Doctors’ ‘sexism’ leads to women missing out on treatment to avoid heart attacks

- By Laura Donnelly HEALTH EDITOR in Barcelona

SEXISM in medicine leads to thousands of women unnecessar­ily suffering heart attacks, a major study has found.

Research presented at the European Society for Cardiology annual conference in Barcelona suggests that almost 12,000 women in the UK who should have been identified as being at high risk of death have been failed in the past two decades.

Previous studies have found that women suffering heart attacks are 50 per cent more likely than men to receive an incorrect initial diagnosis.

Experts say heart attacks in women are often missed, partly because doctors assume victims are more likely to be male and partly because women’s symptoms can be less obvious.

Medics from Royal Brompton & Harefield Hospitals and the University of Zurich tracked women for 12 years and found that in the UK, on average, 5.2 per cent per year more women who suffered heart attacks should have been classified as being at high risk of death and requiring interventi­onal treatment. That percentage equates to 11,651 females potentiall­y being incorrectl­y classified and, therefore, likely to have received the wrong treatment, researcher­s said.

The study, published in The Lancet, used data from 420,781 patients with non-st-segment elevation acute coronary syndromes – NSTEMI, the most common type of heart attack – from across Europe. It found men were far more likely to be identified as high-risk patients.

Dr Florian Wenzl, of the University of Zurich, the first author of the study, said it showed “establishe­d risk models which guide current patient management are less accurate in females and favour the undertreat­ment of female patients”.

“Using a machine-learning algorithm and the largest datasets in Europe we were able to develop a novel artificial intelligen­ce-based risk score which accounts for sex-related difference­s in the baseline risk profile and improves the prediction of mortality in both sexes,” he added.

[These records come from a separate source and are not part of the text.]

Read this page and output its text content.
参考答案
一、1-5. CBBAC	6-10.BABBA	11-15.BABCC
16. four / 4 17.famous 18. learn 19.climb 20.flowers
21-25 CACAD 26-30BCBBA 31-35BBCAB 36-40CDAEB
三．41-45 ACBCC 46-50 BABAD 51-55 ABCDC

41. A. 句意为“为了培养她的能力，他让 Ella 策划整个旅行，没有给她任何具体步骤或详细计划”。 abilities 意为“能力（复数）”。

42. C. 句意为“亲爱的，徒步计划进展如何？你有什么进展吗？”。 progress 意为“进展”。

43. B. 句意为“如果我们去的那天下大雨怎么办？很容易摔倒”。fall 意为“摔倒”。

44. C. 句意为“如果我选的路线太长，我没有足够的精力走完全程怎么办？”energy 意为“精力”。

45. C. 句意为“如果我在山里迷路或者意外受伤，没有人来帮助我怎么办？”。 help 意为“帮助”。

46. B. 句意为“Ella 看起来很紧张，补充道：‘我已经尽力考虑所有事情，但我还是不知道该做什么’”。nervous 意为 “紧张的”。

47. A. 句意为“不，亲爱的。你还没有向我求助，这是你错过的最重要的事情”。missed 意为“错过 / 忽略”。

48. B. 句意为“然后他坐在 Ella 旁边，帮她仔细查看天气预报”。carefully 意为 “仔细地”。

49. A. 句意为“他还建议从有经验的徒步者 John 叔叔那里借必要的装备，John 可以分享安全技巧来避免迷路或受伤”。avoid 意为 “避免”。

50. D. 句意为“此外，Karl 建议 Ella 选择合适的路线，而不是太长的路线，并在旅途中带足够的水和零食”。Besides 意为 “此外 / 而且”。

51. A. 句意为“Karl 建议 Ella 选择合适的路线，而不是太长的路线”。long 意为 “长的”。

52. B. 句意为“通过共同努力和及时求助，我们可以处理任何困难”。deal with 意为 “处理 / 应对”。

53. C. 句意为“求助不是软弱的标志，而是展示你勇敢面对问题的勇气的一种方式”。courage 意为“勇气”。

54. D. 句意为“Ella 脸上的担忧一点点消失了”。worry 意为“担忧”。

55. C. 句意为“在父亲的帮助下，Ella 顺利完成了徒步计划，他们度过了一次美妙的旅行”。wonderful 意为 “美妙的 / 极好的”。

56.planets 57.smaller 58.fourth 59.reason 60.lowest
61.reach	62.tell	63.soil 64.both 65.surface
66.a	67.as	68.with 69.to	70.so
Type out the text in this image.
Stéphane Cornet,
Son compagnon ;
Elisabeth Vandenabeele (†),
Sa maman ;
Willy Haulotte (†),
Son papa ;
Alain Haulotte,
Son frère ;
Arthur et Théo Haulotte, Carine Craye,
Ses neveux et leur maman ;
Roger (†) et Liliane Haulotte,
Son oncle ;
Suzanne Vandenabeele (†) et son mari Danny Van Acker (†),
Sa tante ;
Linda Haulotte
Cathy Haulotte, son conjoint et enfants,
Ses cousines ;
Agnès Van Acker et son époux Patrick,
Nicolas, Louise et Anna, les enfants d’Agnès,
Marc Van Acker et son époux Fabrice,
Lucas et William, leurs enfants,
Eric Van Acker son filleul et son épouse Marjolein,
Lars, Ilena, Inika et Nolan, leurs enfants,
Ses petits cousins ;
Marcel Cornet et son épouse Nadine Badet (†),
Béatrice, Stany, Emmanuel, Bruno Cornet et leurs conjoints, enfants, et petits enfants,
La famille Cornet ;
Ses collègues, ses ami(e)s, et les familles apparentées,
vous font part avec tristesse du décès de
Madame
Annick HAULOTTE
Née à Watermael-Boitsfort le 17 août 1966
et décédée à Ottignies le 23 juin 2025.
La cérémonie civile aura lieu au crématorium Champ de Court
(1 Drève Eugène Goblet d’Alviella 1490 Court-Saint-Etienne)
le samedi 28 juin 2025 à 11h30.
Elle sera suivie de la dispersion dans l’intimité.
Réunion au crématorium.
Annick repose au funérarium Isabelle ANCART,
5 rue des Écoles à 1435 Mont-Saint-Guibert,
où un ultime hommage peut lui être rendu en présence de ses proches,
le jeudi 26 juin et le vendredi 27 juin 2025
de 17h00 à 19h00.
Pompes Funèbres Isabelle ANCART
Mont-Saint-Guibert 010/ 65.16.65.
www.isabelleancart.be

Researcher­s said the study illustrate­d the need to harness artificial intelligen­ce to ensure patients were treated corrrectly.

Thomas F Lüscher, of Royal Brompton & Harefield Hospitals, said: “I hope the implementa­tion of this novel score in treatment algorithms will refine current treatment strategies, reduce sex inequaliti­es and eventually improve the survival of patients with heart attack – both male and female.”

Dr Sonya Babu-narayan, associate medical director at the British Heart Foundation and consultant cardiologi­st, said: “We live in a world where inequaliti­es in heart attack care are costing women’s lives every day. Data from large numbers of people show that the odds of surviving a heart attack are stacked differentl­y if you are a woman.

“To end this injustice requires change.

“We must tackle the persistent biases that pervade society and healthcare.”